Men and women working for eCourier picketed on Whitechapel Road in London after the company refused to pay them the National Minimum Wage, even after a tribunal found it was unlawfully misclassifying couriers as ‘independent contractors’ rather than ‘workers’.
Demille Flanore won his 2017 case against eCourier, in which he and his union the Independent Workers of Great Britain (IWGB) argued that the reality of his situation resembled that of a ‘worker’ under managerial control, rather than the self-employed contractor the firm claimed he was.
Even though the court agreed with Flanore, other eCourier workers on similar or identical contracts to him remained classified as independent contractors, and those who the firm reclassified as ‘workers’ were victims of an unfair pay cut as a result.
Further, the IWGB claims that the firms couriers – who deliver Royal Mail services by motorcycle, van and pushbike – have been threatened with dismissal for refusing unreasonable requests, heaped dubious charges on them for using the XDA scanners it provides, and denied them trade union representation.
The strikers are now demanding to be treated as ‘workers’, paid the London Living Wage, and permitted to collectively bargain for fair wages and conditions.

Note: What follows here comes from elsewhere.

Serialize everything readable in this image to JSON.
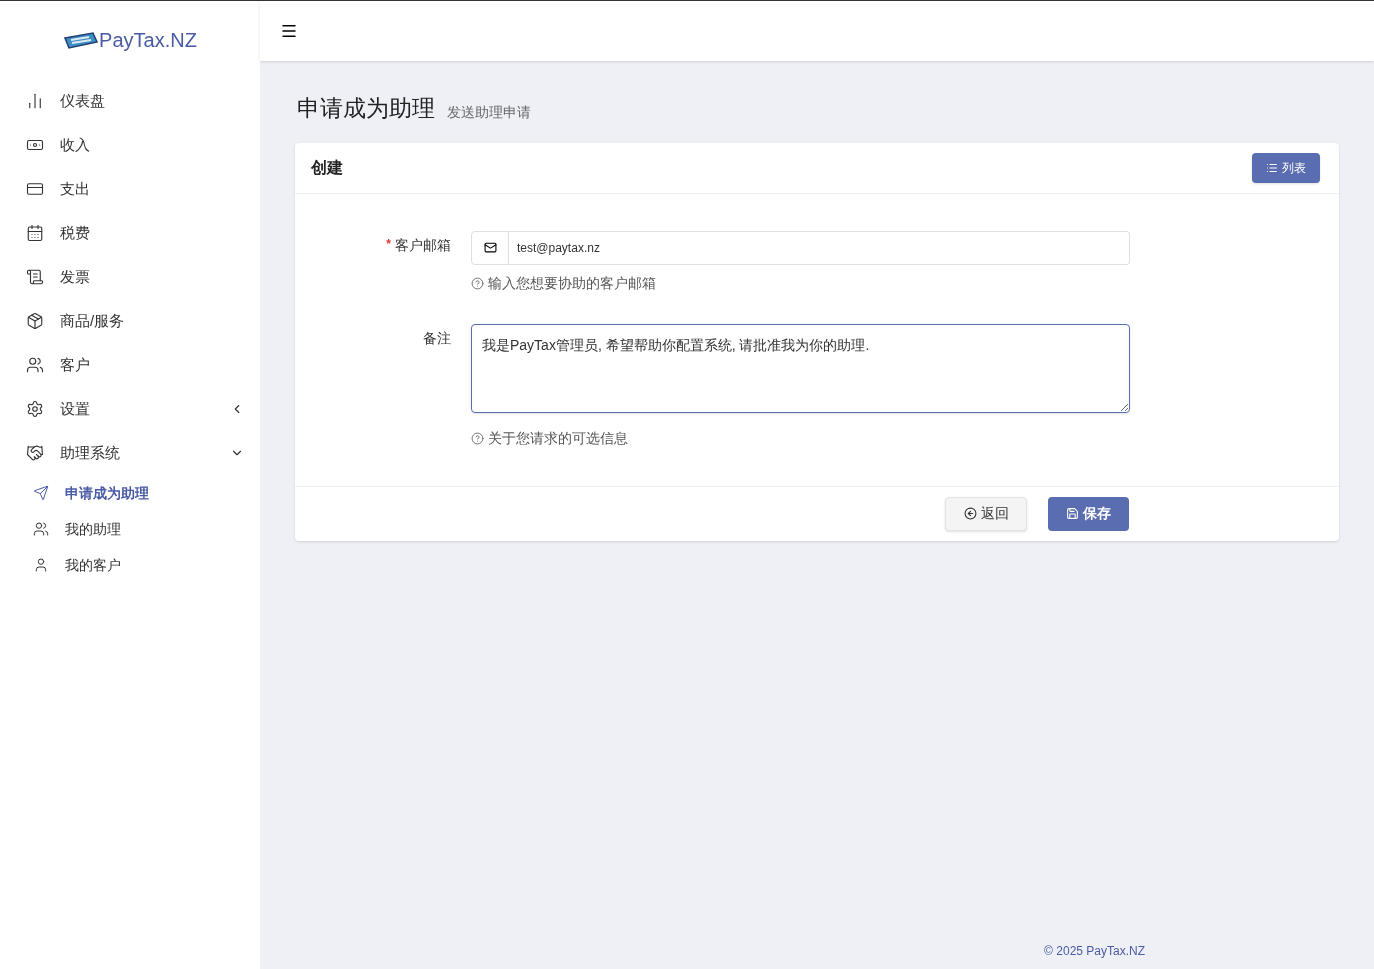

Yesterday, Ken Loach is reported to have called the strikers with words of encouragement. The director’s latest release Sorry We Missed You depicts the struggle of exploited gig workers in the mail industry.
IWGB Vice President and eCourier courier, Max Dewhurst, said: “No low-paid worker makes the sacrifice of industrial action and risks going toe-to-toe with a multi-million pound corporation, unless pushed to the brink. We have now been pushed to the brink. Every opportunity we have given eCourier to join us at the negotiating table, has been refused. But we will not be bullied into silence another day. We are workers. We demand to be recognised as such. We demand a living wage and dignified conditions.”